Disney chairman Bob Iger quit California Gov. Gavin Newsom’s coronavirus recovery task force just two days after the Mouse House said it was cutting 28,000 jobs at its US parks business.
A Disney rep wouldn’t say why or exactly when Iger resigned from the task force, which was formed in April, according to the Sacramento Bee, which first reported the news late Thursday.
Disney didn’t immediately respond to a request for comment from The Post.
According to New York Post,the news comes as Newsom is preparing to release guidance on theme parks reopening on Friday, despite mixed reactions from the industry.
Just a week ago, Josh D’Amaro, the new chairman of Disney Parks begged California officials to let Disneyland in Anaheim reopen and to “treat theme parks the way you treat other sectors.”
The coronavirus has been particularly damaging to Disney, which relies on its robust theme parks business. Although Disney has reopened some of its parks across the globe, it has been unable to open Disneyland, which has been closed since March 12, due to state restrictions.

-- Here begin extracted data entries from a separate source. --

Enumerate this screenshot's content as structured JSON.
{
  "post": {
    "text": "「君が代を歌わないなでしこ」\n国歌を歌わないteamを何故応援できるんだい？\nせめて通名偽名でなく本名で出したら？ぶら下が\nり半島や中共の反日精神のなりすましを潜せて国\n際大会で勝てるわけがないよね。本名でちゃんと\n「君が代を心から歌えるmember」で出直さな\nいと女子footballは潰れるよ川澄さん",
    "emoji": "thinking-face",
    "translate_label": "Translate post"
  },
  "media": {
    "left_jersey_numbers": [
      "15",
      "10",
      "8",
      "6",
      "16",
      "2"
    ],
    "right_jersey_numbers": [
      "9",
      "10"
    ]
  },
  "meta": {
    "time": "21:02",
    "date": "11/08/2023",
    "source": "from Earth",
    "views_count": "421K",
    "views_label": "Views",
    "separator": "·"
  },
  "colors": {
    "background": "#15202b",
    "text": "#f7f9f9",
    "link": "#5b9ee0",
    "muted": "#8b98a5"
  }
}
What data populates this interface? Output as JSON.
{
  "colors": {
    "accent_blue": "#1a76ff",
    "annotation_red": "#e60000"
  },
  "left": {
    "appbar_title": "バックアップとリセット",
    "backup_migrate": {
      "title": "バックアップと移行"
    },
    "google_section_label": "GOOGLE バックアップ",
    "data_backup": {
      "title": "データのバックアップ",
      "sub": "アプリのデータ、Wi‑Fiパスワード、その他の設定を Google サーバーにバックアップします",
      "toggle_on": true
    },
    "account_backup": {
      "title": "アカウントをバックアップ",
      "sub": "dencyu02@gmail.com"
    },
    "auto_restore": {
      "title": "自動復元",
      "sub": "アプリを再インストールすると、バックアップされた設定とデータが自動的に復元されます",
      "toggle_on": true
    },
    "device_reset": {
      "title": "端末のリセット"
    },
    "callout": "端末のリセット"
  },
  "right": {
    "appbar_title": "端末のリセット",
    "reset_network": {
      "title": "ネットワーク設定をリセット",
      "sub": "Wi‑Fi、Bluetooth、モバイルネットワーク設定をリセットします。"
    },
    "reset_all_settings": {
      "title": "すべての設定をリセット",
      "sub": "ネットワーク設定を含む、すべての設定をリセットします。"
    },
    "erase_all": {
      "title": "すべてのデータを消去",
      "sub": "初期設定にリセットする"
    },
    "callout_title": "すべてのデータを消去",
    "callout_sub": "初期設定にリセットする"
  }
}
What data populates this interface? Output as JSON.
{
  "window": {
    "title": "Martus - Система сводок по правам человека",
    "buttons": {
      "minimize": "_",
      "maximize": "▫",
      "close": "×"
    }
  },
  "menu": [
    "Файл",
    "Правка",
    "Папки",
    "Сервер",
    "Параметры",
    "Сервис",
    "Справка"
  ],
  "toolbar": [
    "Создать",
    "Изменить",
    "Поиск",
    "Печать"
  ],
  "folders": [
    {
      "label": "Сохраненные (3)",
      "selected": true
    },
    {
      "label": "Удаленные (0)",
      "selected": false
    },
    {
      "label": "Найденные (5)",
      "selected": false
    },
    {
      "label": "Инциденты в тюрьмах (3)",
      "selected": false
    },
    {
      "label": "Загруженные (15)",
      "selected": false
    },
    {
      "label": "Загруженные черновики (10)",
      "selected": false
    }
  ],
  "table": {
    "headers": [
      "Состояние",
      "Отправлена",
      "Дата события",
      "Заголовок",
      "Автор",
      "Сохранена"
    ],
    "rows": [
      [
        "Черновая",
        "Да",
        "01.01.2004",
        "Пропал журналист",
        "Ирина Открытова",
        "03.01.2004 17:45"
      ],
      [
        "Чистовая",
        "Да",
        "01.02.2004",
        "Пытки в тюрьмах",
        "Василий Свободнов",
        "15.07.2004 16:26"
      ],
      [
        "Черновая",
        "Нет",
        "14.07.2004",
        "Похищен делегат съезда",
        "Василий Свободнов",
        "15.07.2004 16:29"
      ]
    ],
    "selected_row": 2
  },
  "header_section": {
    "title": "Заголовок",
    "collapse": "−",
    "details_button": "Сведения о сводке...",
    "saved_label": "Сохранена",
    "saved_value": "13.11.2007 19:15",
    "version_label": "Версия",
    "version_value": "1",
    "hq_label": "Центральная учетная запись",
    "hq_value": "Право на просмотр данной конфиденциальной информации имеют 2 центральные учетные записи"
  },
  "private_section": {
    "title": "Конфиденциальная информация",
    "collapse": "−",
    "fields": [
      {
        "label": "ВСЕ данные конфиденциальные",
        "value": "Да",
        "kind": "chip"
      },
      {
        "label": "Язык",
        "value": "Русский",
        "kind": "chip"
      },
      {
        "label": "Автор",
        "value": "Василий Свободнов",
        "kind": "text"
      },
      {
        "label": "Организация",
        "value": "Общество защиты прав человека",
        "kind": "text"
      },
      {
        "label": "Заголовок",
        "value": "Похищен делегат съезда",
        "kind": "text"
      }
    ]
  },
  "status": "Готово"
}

Although Florida’s Disney World reopened on July 11, limits on attendance and other pandemic-related restrictions have squeezed the business. As a result, Disney made its stunning layoffs announcement at its parks division in California and Florida on Tuesday.
On Thursday, the California Attractions and Parks Association urged Newsom to hold off on finalizing the reopening guidelines, saying that some of the healthy and safety guidelines “need to be modified if they are to lead to a responsible and reasonable amusement park reopening plan,.”
“We ask the Governor not to finalize guidance for amusement parks before engaging the industry in a more earnest manner, listening to park operators’ expertise, and collaborating with the industry on a plan that will allow for amusement parks to reopen responsibly while still keeping the health and safety of park employees and guests a top priority,” the trade group wrote.
Iger was one of the original members of Newsom’s group, which aimed to provide the Golden State with a “safe reset for a roadmap to recovery.” It includes other prominent leaders, such as Apple chief executive Tim Cook, former Federal Reserve chair Janet Yellen, and former Calif. Gov. Arnold Schwarzenegger.